We had around 200 scientific entries all written by different
mammologists. There were only funds to revise one quarter of the text, but
David was determined to update all 400,000 words. The desire for inclusion, the
favours and benefits Prof. David had
bestowed over many year s as a pivotal character in conservation biology and
frankly his squeaky clean charm, did the job. People began sending in revised
copy from literally the furtherest flung corners of the globe from Siberia to
Botswana. Big cat and hippo and elephant and dugong biologists came in from the
savannah and desert and jungles and tundra to email their writing to me. And my
job, was to rewrite and reduce, to captivate a general audience while retaining
and augmenting all scientific content.
One of the strangest stories told in that vast tome was that
of the mouse-not mouse of our holiday cottage. But his story was not of
mistaken identity. His was a tale of love and death. Antechinus, a small marsupial mammal that
looks like a mouse, with a big nose, consumes its own body from the inside out,
to compete for females and access to opportunities to make babies. All males
die before the age of one. They can spend twelve hours at a stretch mating. After
the breeding season, they die exhausted and deplete.

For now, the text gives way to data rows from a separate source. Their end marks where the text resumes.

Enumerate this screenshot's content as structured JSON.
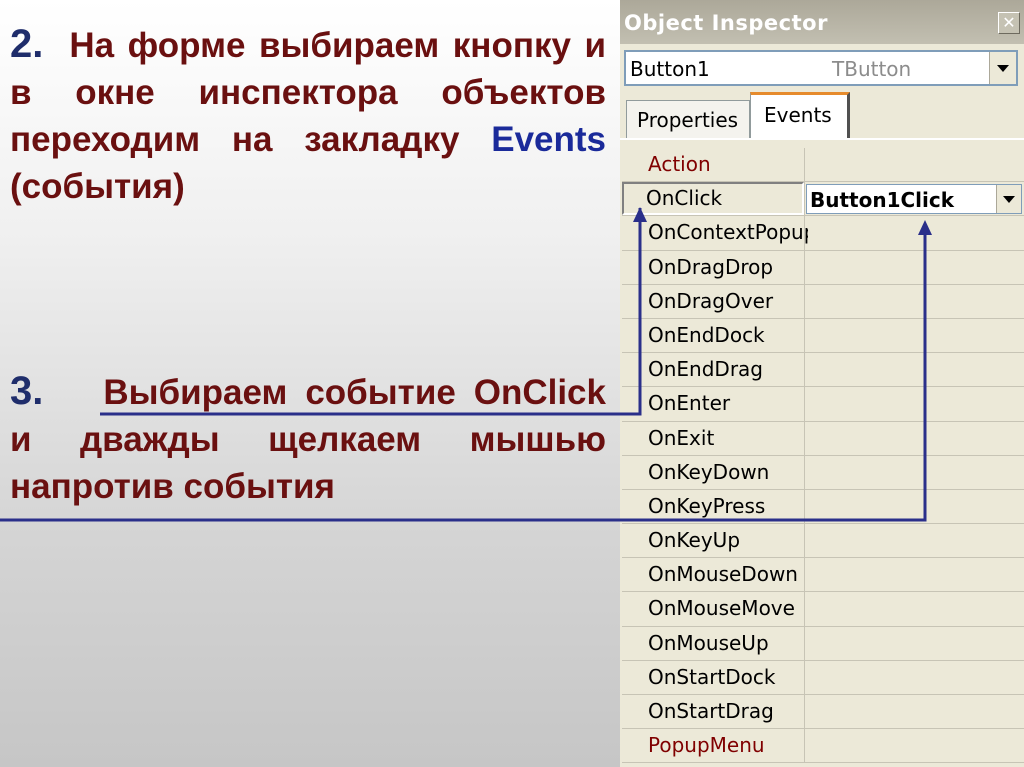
{
  "slide": {
    "step2": {
      "number": "2.",
      "text_before": "На форме выбираем кнопку и в окне инспектора объектов переходим на закладку",
      "events_word": "Events",
      "text_after": "(события)"
    },
    "step3": {
      "number": "3.",
      "text": "Выбираем событие OnClick и дважды щелкаем мышью напротив события"
    }
  },
  "inspector": {
    "title": "Object Inspector",
    "close_glyph": "✕",
    "object_name": "Button1",
    "object_type": "TButton",
    "tabs": [
      "Properties",
      "Events"
    ],
    "active_tab": "Events",
    "events": [
      {
        "name": "Action",
        "value": ""
      },
      {
        "name": "OnClick",
        "value": "Button1Click"
      },
      {
        "name": "OnContextPopup",
        "value": ""
      },
      {
        "name": "OnDragDrop",
        "value": ""
      },
      {
        "name": "OnDragOver",
        "value": ""
      },
      {
        "name": "OnEndDock",
        "value": ""
      },
      {
        "name": "OnEndDrag",
        "value": ""
      },
      {
        "name": "OnEnter",
        "value": ""
      },
      {
        "name": "OnExit",
        "value": ""
      },
      {
        "name": "OnKeyDown",
        "value": ""
      },
      {
        "name": "OnKeyPress",
        "value": ""
      },
      {
        "name": "OnKeyUp",
        "value": ""
      },
      {
        "name": "OnMouseDown",
        "value": ""
      },
      {
        "name": "OnMouseMove",
        "value": ""
      },
      {
        "name": "OnMouseUp",
        "value": ""
      },
      {
        "name": "OnStartDock",
        "value": ""
      },
      {
        "name": "OnStartDrag",
        "value": ""
      },
      {
        "name": "PopupMenu",
        "value": ""
      }
    ],
    "selected_event": "OnClick"
  },
  "colors": {
    "text": "#6a1010",
    "step_number": "#1f2d6b",
    "accent": "#1a2a9a",
    "arrow": "#2a2f8a",
    "link_property": "#800000"
  }
}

They are one of the world's few 'semelparous' mammals. Like
some salmon, which live to breed only once, dying in the spawning grounds,
their dead bodies feeding the running waters of their children's nurseries with
nutrients, so the antechinus sacrifices itself to love. A dramatic life for so small and inconsequential
a 'non-mouse'.
My antechinus came in the middle of the night rattling a
tin. Or so it seemed. In fact after being awoken six times by a loud clattering
sound, I searched the inside of our cottage kitchen, but found the creature
eventually after venturing outside, in
between two roof struts, busy breaking and entering. It froze in my torchlight,
its spiky fur standing on end as though damp from extertion. This
mouse-non-mouse, non-hedgehog thing was a creature of zoological myth, come
alive for me in the dark, mint-scented, eucalptypus night of the blue
mountains. I froze too, in awe.
He woke me up which normally makes me very grumpy, but this
non-mouse could do no wrong. I was and am simply grateful to have had the
enchanted chance to meet him on his own turf, living wild in the antipodean forests.